Кастард с бесконечной самоуверенностью улыбнулся.
— Потрясающий парень. Сосчитал пластинки. Теперь пришел менять. — И действительно, бой заботливо снял с диска отыгранные пластинки и наугад поднял новую стопку пыльных двенадцатидюймовых. А Краббе теперь почему-то почувствовал странное беспокойство в желудке.

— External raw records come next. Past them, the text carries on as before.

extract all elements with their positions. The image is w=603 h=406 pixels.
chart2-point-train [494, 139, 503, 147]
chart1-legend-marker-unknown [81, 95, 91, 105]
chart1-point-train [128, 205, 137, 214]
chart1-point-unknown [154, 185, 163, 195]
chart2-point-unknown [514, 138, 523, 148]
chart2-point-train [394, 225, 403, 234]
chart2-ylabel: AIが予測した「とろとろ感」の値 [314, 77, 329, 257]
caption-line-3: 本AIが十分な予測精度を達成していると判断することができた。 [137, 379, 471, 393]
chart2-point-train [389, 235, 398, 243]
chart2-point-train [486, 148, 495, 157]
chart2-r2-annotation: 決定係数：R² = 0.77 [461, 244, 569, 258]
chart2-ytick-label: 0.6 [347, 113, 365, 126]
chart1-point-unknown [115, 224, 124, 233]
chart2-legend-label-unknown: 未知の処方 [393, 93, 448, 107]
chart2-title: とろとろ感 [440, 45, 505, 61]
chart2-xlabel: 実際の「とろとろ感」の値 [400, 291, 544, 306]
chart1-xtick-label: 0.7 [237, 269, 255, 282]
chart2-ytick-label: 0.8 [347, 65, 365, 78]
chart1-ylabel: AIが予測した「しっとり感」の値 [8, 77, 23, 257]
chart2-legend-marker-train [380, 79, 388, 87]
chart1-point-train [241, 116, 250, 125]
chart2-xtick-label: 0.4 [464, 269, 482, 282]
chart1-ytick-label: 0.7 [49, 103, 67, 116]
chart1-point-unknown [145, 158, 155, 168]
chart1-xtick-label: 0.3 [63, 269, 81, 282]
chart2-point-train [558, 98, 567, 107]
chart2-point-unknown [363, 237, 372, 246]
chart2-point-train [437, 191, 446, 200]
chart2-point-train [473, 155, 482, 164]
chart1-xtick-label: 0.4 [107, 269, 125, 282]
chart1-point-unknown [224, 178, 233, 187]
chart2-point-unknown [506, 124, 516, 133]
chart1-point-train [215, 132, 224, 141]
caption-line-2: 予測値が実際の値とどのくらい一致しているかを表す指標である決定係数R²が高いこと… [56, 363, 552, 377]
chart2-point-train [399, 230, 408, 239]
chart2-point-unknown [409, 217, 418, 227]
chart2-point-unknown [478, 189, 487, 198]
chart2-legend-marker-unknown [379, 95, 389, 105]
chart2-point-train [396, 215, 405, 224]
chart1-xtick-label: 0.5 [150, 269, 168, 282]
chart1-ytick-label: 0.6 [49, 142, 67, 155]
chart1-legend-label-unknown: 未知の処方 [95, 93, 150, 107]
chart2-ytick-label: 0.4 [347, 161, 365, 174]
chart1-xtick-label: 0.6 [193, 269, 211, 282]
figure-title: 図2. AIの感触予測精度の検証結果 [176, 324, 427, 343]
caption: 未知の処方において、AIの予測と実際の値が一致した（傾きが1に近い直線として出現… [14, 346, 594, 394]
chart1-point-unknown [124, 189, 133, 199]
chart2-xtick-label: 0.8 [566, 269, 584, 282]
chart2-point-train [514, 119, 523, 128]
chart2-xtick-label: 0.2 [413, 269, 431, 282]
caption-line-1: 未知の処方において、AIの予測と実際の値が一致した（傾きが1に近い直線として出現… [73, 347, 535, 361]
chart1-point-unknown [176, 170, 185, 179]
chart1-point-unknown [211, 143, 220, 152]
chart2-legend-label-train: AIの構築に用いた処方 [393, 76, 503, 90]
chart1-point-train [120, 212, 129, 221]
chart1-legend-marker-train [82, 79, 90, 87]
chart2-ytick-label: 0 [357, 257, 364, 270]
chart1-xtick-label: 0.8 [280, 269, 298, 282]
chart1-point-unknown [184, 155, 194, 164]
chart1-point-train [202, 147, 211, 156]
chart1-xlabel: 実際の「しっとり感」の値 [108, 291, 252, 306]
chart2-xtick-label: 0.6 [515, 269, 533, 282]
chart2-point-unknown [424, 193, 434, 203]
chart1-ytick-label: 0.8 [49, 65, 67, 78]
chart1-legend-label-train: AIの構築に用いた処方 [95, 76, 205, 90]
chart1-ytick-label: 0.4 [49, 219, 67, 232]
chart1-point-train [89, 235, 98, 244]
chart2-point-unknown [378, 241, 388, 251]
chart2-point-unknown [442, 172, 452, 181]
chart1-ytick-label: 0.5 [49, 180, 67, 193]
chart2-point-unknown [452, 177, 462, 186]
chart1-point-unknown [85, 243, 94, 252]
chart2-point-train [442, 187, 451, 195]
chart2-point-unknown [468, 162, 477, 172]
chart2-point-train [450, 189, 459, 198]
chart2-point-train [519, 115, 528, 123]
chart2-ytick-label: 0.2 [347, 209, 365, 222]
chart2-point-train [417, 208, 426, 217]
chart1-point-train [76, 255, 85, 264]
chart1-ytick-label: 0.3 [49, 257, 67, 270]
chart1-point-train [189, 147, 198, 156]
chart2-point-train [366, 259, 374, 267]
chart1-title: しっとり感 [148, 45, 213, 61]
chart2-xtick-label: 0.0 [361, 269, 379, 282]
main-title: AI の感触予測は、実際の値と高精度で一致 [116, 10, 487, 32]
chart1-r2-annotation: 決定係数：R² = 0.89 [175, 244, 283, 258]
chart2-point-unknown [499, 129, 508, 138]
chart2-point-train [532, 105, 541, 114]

— Хорошо, — сказал Кастард, заново устроившись, слушая мальчишеское сопрано тридцатых годов, которое распевало «О, крылья голубки». Беспокойство у Краббе прошло: просто не завтракал, решил он, слыша под ложечкой успокаивающее урчание. Кастард потребовал тишины для сливочного Мендельсона. А потом, когда грянул марш из «Аиды», — кричащие горны воскресной школы, запах апельсиновых корок, — замолотил в воздухе кулаками, энергично лялякая избитый мотив. — Давайте, — пригласил он, на миг остановившись, — подхватывайте. Вещь потрясающая. — Краббе улыбнулся уголками губ и нашел извинение в своей пивной кружке. — Молодец, — одобрил Кастард. — Отлично рассчитали время. — Ибо снова явился тамил с пивом. А потом пластинка сменилась, фортепьяно высоко забрякало тему, похожую на Пуленка. Краббе слушал рассеянно, потом слушал с каким-то глупым испуганным недоверием.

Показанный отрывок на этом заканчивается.